La specialità dei libri di Carrère, in effetti, è rappresentata proprio dalle storie forti e Yoga, ad un primo sguardo, sembrava discostarsi da questo filone.
La mia predisposizione alla lettura ha così seguito il doppio binario della curiosità per la variazione sul tema e dell’aspettativa di una storia comunque a tinte forti. E dato che i binari sono rette parallele che non si incontrano mai, mi sono chiesta se alla fine avrebbe prevalso l’una (la variazione su un tema zen) o l’altra (la storia a tinte forti), ritenendo che le due tematiche non si potessero incontrare e accordare.
E invece, alla fine, mi sono dovuta ricredere almeno per ciò che concerne l’accordo. Perché sì, un’altra specialità di Carrère è quella di riuscire a fare sintesi tra le tante contraddizioni delle storie, delle idee, della vita, anche e soprattutto della sua.
Una sintesi, tuttavia, irrisolta, nel senso che non rappresenta una unità, una fusione di due poli contrapposti, bensì ha la forma di un pendolo che oscilla da un capo all’altro del proprio campo di azione, in uno stato di equilibrio stabilmente instabile che trova la propria summa nel disturbo bipolare che affligge l‘autore e che solo nella scrittura sembra trovare un centro di gravità permanente.
In tal senso, appaiono sintomatiche le tante definizioni congegnate attorno alla disciplina dello Yoga, ognuna con una sua verità originale e intrinseca e che pure Carrère nello scorrere del libro sembra tradire e scartare a una a una, come se nessuna di esse fosse mai quella assoluta, definitiva.
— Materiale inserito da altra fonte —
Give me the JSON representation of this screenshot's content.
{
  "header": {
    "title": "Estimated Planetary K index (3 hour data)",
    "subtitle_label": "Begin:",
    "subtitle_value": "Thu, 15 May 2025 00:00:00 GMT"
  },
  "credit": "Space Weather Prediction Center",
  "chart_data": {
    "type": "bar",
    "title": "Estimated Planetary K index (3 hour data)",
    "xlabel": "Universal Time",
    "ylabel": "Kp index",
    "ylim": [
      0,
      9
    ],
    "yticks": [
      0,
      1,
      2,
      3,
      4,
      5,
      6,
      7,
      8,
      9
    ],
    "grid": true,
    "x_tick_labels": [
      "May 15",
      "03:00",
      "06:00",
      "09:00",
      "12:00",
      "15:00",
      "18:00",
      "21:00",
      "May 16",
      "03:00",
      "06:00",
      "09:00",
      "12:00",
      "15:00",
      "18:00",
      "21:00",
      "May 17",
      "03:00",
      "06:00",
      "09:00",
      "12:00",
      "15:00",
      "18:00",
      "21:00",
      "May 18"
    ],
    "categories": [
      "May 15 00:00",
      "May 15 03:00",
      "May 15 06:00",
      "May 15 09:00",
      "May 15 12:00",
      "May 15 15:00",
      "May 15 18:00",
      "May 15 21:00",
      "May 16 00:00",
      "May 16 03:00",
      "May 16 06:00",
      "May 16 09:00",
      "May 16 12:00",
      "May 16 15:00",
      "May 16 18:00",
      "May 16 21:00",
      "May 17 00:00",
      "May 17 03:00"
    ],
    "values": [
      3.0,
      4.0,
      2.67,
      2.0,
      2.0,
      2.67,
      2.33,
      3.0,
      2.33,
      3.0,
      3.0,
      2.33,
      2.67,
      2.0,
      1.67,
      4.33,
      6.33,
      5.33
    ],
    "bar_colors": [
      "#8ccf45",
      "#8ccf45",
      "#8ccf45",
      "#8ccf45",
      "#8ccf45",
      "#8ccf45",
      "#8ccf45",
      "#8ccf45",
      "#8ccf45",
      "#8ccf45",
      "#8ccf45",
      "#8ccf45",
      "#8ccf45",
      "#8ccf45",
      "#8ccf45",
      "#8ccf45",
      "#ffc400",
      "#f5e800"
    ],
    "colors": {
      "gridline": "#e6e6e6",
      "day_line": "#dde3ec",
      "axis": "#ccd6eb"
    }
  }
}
Emblematico, ad esempio, è lo stare qui e ora, che Carrère prima professa e poco dopo smentisce. Nel bel mezzo di un ritiro presso un centro di meditazione, difatti, il nostro d'un tratto leva le chiappe e corre a Parigi in soccorso a una sua amica colpita negli affetti dall’attentato terroristico a Charlie Hebdo. Da quel momento in poi, lo Yoga, seppur continui a innervare la narrazione, diviene meno pregnante e lascia il campo al divagare erratico della penna di Carrère e alla precarietà della sua condizione.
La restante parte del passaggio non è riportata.